The black-and-white snapshot, now turning yellow at the edges, graces Solomon Staendig’s passport. I’m not sure if he realized this when the document was issued on July 20, 1939, but it would become his salvation, the one thing that ensured his survival.
For this was his passport out of Nazi-annexed Austria.
Sometimes, when I look at his picture, I am both fascinated and repulsed. My sole link to this branch of my past is defiled by a Nazi swastika.
Though he had lived his entire life to that point in Austria, my grandfather was designated a “stateless’’ person after the Germans absorbed the country in the 1938 Anschluss, making it part of the Fatherland. He was not wanted. He had no home.
He was a Jew.
It seems strange to think, all these years later, as I sit in comfort in the United States, that seven decades ago, people in my family died, and lived, through war, deprivation and hatred.
In many ways, my grandpa shared a common cause with the refugees now flooding out of civil war-wracked Syria, toward uncertain futures and a public that wants nothing to do with them.
He also was not at all like at least some of them.
In a decision that would spook him for the rest of his days, Solomon Staendig was allowed by the Nazis to flee to New York in 1939, and planned to arrange passage for his wife, my grandmother.
He thought that the Nazis were just bent on slaughtering men.
He was wrong.
His daughter, my mother, then 15 years old, boarded a luxury Italian cruise ship that year with other members of her Jewish youth group and sailed to Israel, then known as the British Mandate of Palestine.
She was safe.
My grandmother was murdered in a Nazi concentration camp.
I don’t have a picture of her.
My mother next saw her father in the early 1950s, when she arrived in America with her new husband, my father. By then, my grandfather had remarried, settled in The Bronx and toiled, not very successfully, as a jeweler and by selling dresses. He died of a heart attack in 1962 at age 65.
President Obama wants the United States to take in 10,000 refugees fleeing Syria’s civil war. But who are these people?

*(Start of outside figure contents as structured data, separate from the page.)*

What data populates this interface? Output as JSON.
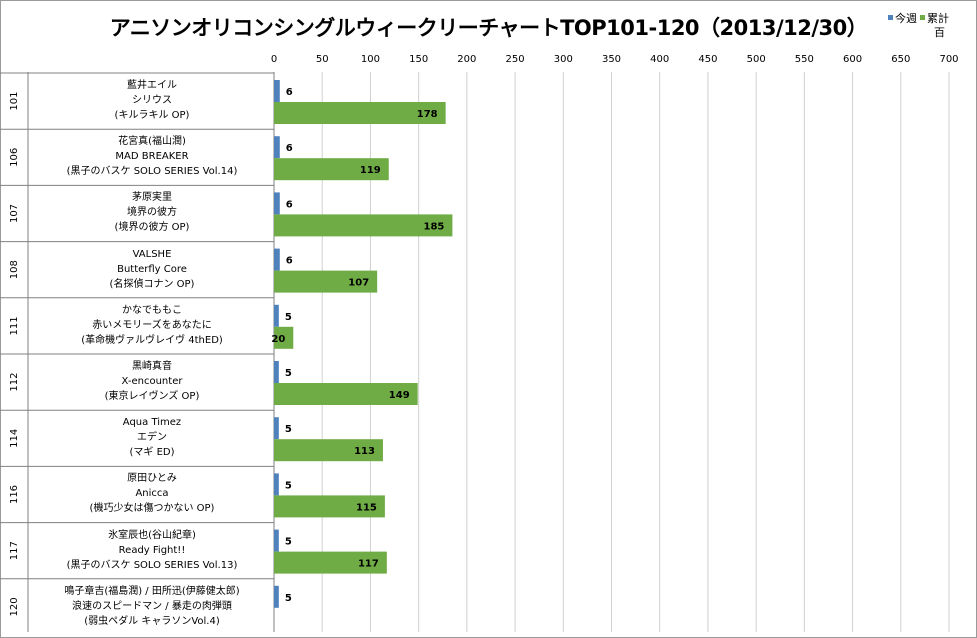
{
  "chart_data": {
    "type": "bar",
    "title": "アニソンオリコンシングルウィークリーチャートTOP101-120（2013/12/30）",
    "legend_unit": "百",
    "xlim": [
      0,
      700
    ],
    "xticks": [
      0,
      50,
      100,
      150,
      200,
      250,
      300,
      350,
      400,
      450,
      500,
      550,
      600,
      650,
      700
    ],
    "grid": true,
    "series": [
      {
        "name": "今週",
        "color": "#4f81bd",
        "values": [
          6,
          6,
          6,
          6,
          5,
          5,
          5,
          5,
          5,
          5
        ]
      },
      {
        "name": "累計",
        "color": "#6fac46",
        "values": [
          178,
          119,
          185,
          107,
          20,
          149,
          113,
          115,
          117,
          null
        ]
      }
    ],
    "categories": [
      {
        "rank": "101",
        "artist": "藍井エイル",
        "song": "シリウス",
        "tieup": "(キルラキル OP)"
      },
      {
        "rank": "106",
        "artist": "花宮真(福山潤)",
        "song": "MAD BREAKER",
        "tieup": "(黒子のバスケ SOLO SERIES Vol.14)"
      },
      {
        "rank": "107",
        "artist": "茅原実里",
        "song": "境界の彼方",
        "tieup": "(境界の彼方 OP)"
      },
      {
        "rank": "108",
        "artist": "VALSHE",
        "song": "Butterfly Core",
        "tieup": "(名探偵コナン OP)"
      },
      {
        "rank": "111",
        "artist": "かなでももこ",
        "song": "赤いメモリーズをあなたに",
        "tieup": "(革命機ヴァルヴレイヴ 4thED)"
      },
      {
        "rank": "112",
        "artist": "黒崎真音",
        "song": "X-encounter",
        "tieup": "(東京レイヴンズ OP)"
      },
      {
        "rank": "114",
        "artist": "Aqua Timez",
        "song": "エデン",
        "tieup": "(マギ ED)"
      },
      {
        "rank": "116",
        "artist": "原田ひとみ",
        "song": "Anicca",
        "tieup": "(機巧少女は傷つかない OP)"
      },
      {
        "rank": "117",
        "artist": "氷室辰也(谷山紀章)",
        "song": "Ready Fight!!",
        "tieup": "(黒子のバスケ SOLO SERIES Vol.13)"
      },
      {
        "rank": "120",
        "artist": "鳴子章吉(福島潤) / 田所迅(伊藤健太郎)",
        "song": "浪速のスピードマン / 暴走の肉弾頭",
        "tieup": "(弱虫ペダル キャラソンVol.4)"
      }
    ]
  }
}
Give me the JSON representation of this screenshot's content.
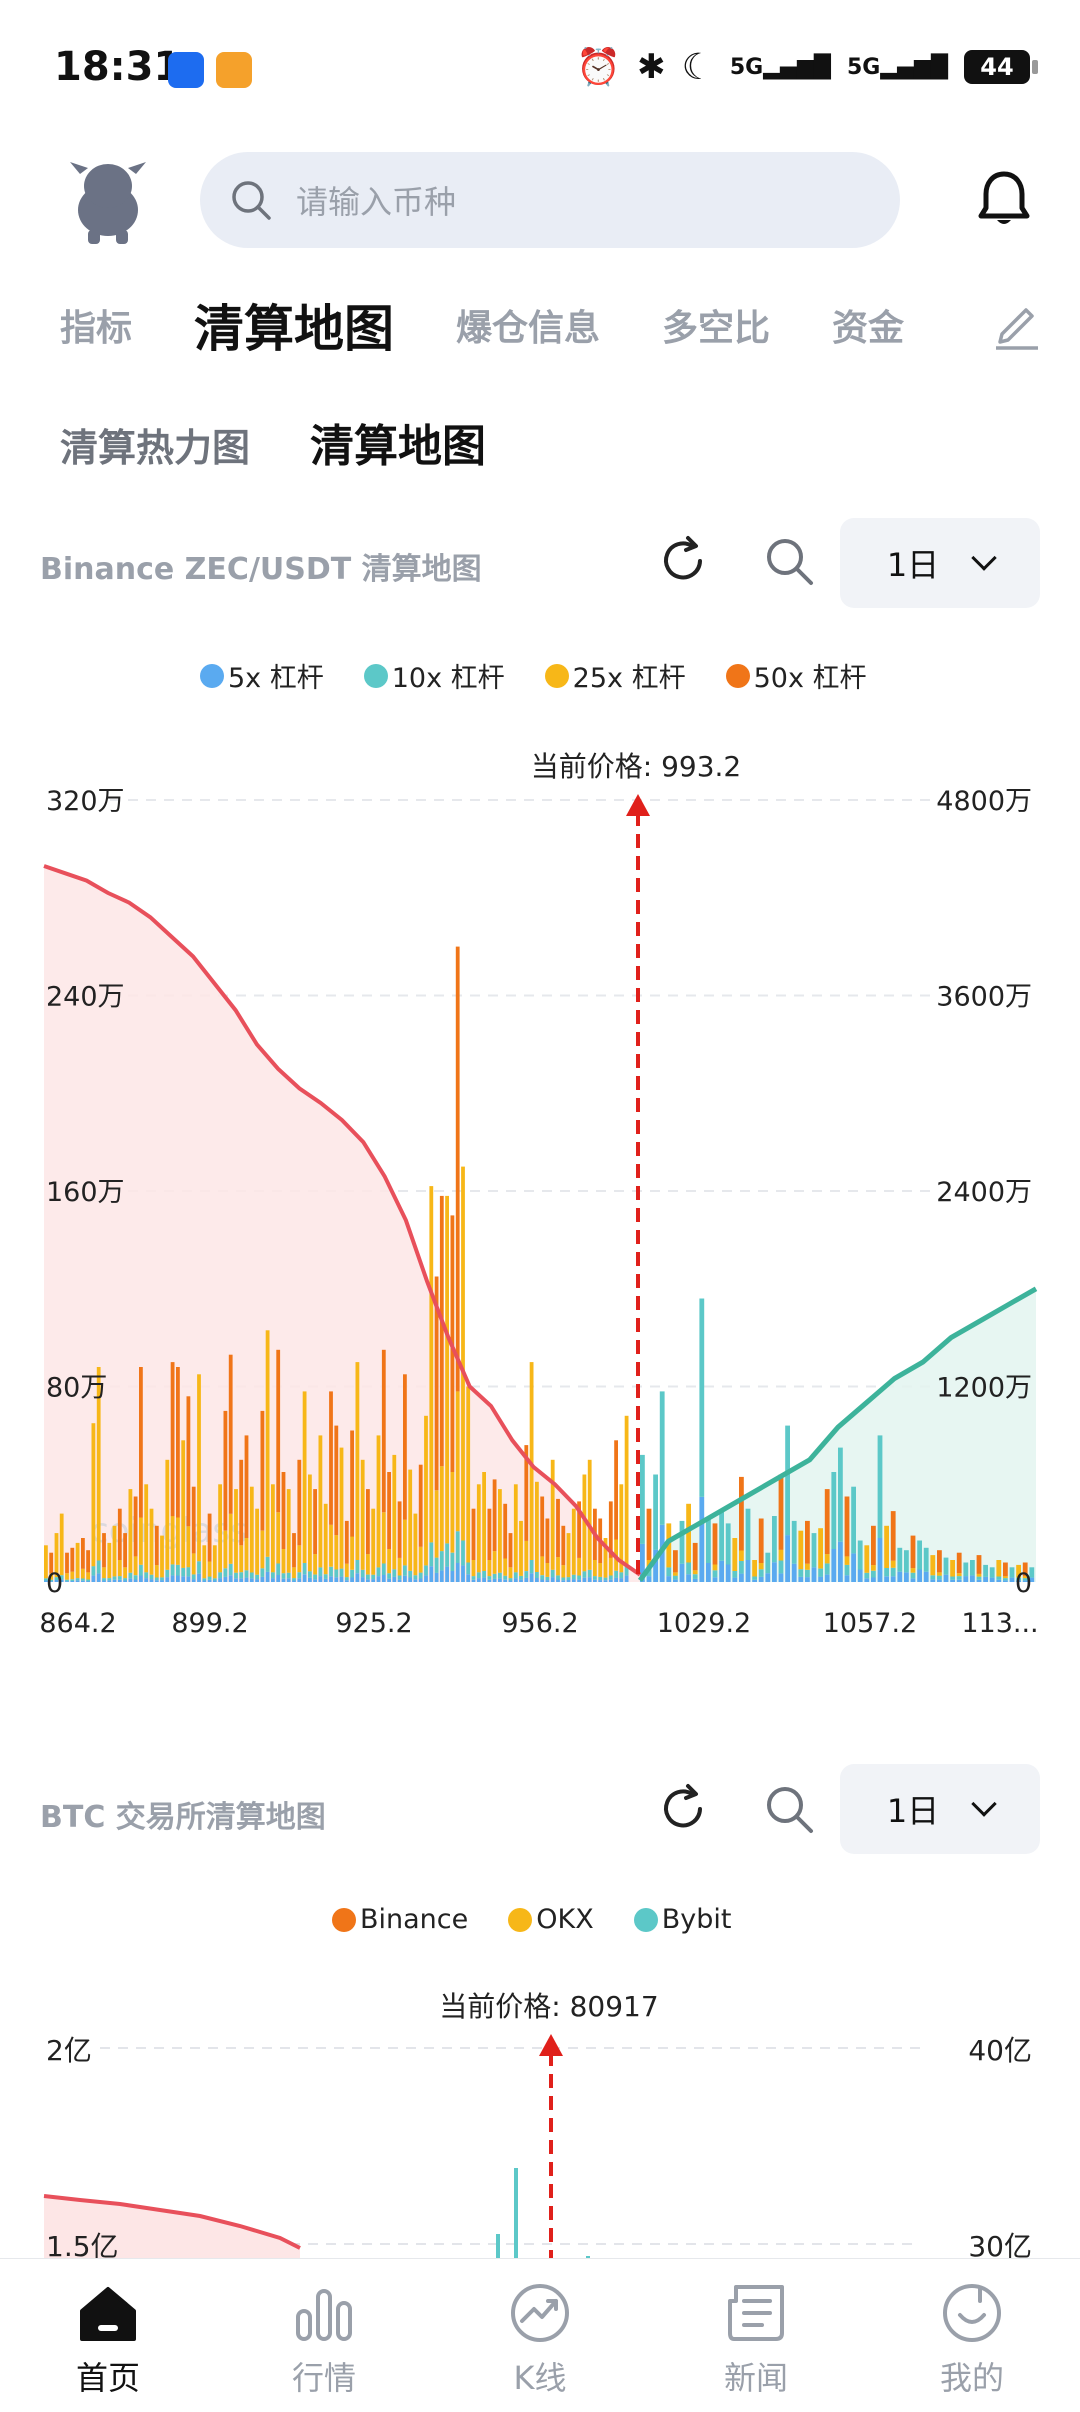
{
  "status_bar": {
    "time": "18:31",
    "battery": "44",
    "network_1": "5G",
    "network_2": "5G"
  },
  "search": {
    "placeholder": "请输入币种"
  },
  "tabs": [
    "指标",
    "清算地图",
    "爆仓信息",
    "多空比",
    "资金"
  ],
  "active_tab": "清算地图",
  "subtabs": [
    "清算热力图",
    "清算地图"
  ],
  "active_subtab": "清算地图",
  "watermark": "coinglass",
  "card1": {
    "title": "Binance ZEC/USDT 清算地图",
    "period": "1日",
    "legend": [
      {
        "label": "5x 杠杆",
        "color": "#5aaaf0"
      },
      {
        "label": "10x 杠杆",
        "color": "#5cc8c8"
      },
      {
        "label": "25x 杠杆",
        "color": "#f7b718"
      },
      {
        "label": "50x 杠杆",
        "color": "#f07518"
      }
    ],
    "current_price_label": "当前价格: 993.2"
  },
  "card2": {
    "title": "BTC 交易所清算地图",
    "period": "1日",
    "legend": [
      {
        "label": "Binance",
        "color": "#f07518"
      },
      {
        "label": "OKX",
        "color": "#f7b718"
      },
      {
        "label": "Bybit",
        "color": "#5cc8c8"
      }
    ],
    "current_price_label": "当前价格: 80917"
  },
  "nav": [
    {
      "label": "首页",
      "icon": "home-icon",
      "active": true
    },
    {
      "label": "行情",
      "icon": "market-icon",
      "active": false
    },
    {
      "label": "K线",
      "icon": "kline-icon",
      "active": false
    },
    {
      "label": "新闻",
      "icon": "news-icon",
      "active": false
    },
    {
      "label": "我的",
      "icon": "profile-icon",
      "active": false
    }
  ],
  "chart_data": [
    {
      "type": "bar",
      "title": "Binance ZEC/USDT 清算地图",
      "x_tick_labels": [
        "864.2",
        "899.2",
        "925.2",
        "956.2",
        "1029.2",
        "1057.2",
        "113..."
      ],
      "y_left_ticks": [
        "0",
        "80万",
        "160万",
        "240万",
        "320万"
      ],
      "y_right_ticks": [
        "0",
        "1200万",
        "2400万",
        "3600万",
        "4800万"
      ],
      "ylim_left": [
        0,
        3200000
      ],
      "ylim_right": [
        0,
        48000000
      ],
      "current_price": 993.2,
      "series_names": [
        "5x 杠杆",
        "10x 杠杆",
        "25x 杠杆",
        "50x 杠杆"
      ],
      "bars_left_total": [
        150000,
        120000,
        200000,
        280000,
        120000,
        140000,
        160000,
        180000,
        130000,
        650000,
        880000,
        200000,
        160000,
        230000,
        300000,
        200000,
        380000,
        350000,
        880000,
        400000,
        300000,
        230000,
        190000,
        500000,
        900000,
        880000,
        580000,
        760000,
        390000,
        850000,
        150000,
        280000,
        150000,
        400000,
        700000,
        930000,
        380000,
        500000,
        600000,
        390000,
        300000,
        700000,
        1030000,
        400000,
        950000,
        450000,
        380000,
        200000,
        500000,
        780000,
        440000,
        380000,
        600000,
        320000,
        780000,
        640000,
        550000,
        250000,
        620000,
        900000,
        500000,
        380000,
        300000,
        600000,
        950000,
        450000,
        520000,
        330000,
        850000,
        460000,
        280000,
        480000,
        680000,
        1620000,
        1250000,
        1580000,
        1580000,
        1500000,
        2600000,
        1700000,
        800000,
        300000,
        400000,
        450000,
        300000,
        420000,
        380000,
        320000,
        200000,
        400000,
        250000,
        560000,
        900000,
        410000,
        350000,
        260000,
        500000,
        340000,
        230000,
        200000,
        300000,
        330000,
        440000,
        500000,
        300000,
        260000,
        180000,
        330000,
        580000,
        400000,
        680000
      ],
      "bars_right_total": [
        520000,
        300000,
        440000,
        780000,
        240000,
        130000,
        250000,
        320000,
        160000,
        1160000,
        260000,
        240000,
        290000,
        240000,
        180000,
        430000,
        300000,
        90000,
        260000,
        120000,
        270000,
        440000,
        640000,
        250000,
        210000,
        250000,
        200000,
        220000,
        380000,
        450000,
        550000,
        350000,
        390000,
        170000,
        150000,
        230000,
        600000,
        230000,
        290000,
        140000,
        130000,
        190000,
        170000,
        140000,
        110000,
        130000,
        100000,
        90000,
        120000,
        80000,
        90000,
        110000,
        70000,
        60000,
        90000,
        80000,
        60000,
        70000,
        80000,
        60000
      ],
      "cumulative_short_left_axis_units": [
        2930000,
        2900000,
        2870000,
        2820000,
        2780000,
        2720000,
        2640000,
        2560000,
        2450000,
        2340000,
        2200000,
        2100000,
        2020000,
        1960000,
        1890000,
        1800000,
        1660000,
        1480000,
        1230000,
        1000000,
        800000,
        720000,
        580000,
        470000,
        400000,
        310000,
        180000,
        90000,
        30000
      ],
      "cumulative_long_right_axis_units": [
        100000,
        2500000,
        3500000,
        4500000,
        5500000,
        6500000,
        7500000,
        9500000,
        11000000,
        12500000,
        13500000,
        15000000,
        16000000,
        17000000,
        18000000
      ]
    },
    {
      "type": "bar",
      "title": "BTC 交易所清算地图",
      "y_left_ticks": [
        "1.5亿",
        "2亿"
      ],
      "y_right_ticks": [
        "30亿",
        "40亿"
      ],
      "ylim_left": [
        0,
        200000000
      ],
      "ylim_right": [
        0,
        4000000000
      ],
      "current_price": 80917,
      "series_names": [
        "Binance",
        "OKX",
        "Bybit"
      ]
    }
  ]
}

In a gigantic blow to the president’s policies, in a slap at his squeamishness toward fighting terrorism, members of the US House of Representatives rose up and cried, “Hell no!’’
House members — including 47 Democrats — voted overwhelmingly Thursday for self-preservation. They defied Obama’s promise of a veto, and passed a measure that would prevent people from entering the US from Iraq or Syria until the director of national intelligence, as well as the heads of the FBI and Department of Homeland Security, personally sign off on each application for sanctuary.
This after reports that one of the ISIS butchers, who claimed responsibility for last week’s massacre in Paris, entered Europe by posing as a Syrian refugee.
This after a Bloomberg Politics poll revealed that 53 percent of Americans think the door should be slammed on Syrian refugees.
Somehow, I think my grandpa would have agreed.
He came to live in an America in which many Jewish refugees from Adolf Hitler’s Third Reich were denied entry.
But he didn’t get mad. He didn’t yell. He lived quietly, doting on his surviving relatives and friends. He came to love his adopted home, fiercely. I wish I knew him.
I don’t think it’s unreasonable to expect that this great country will only open its doors to people who do the same.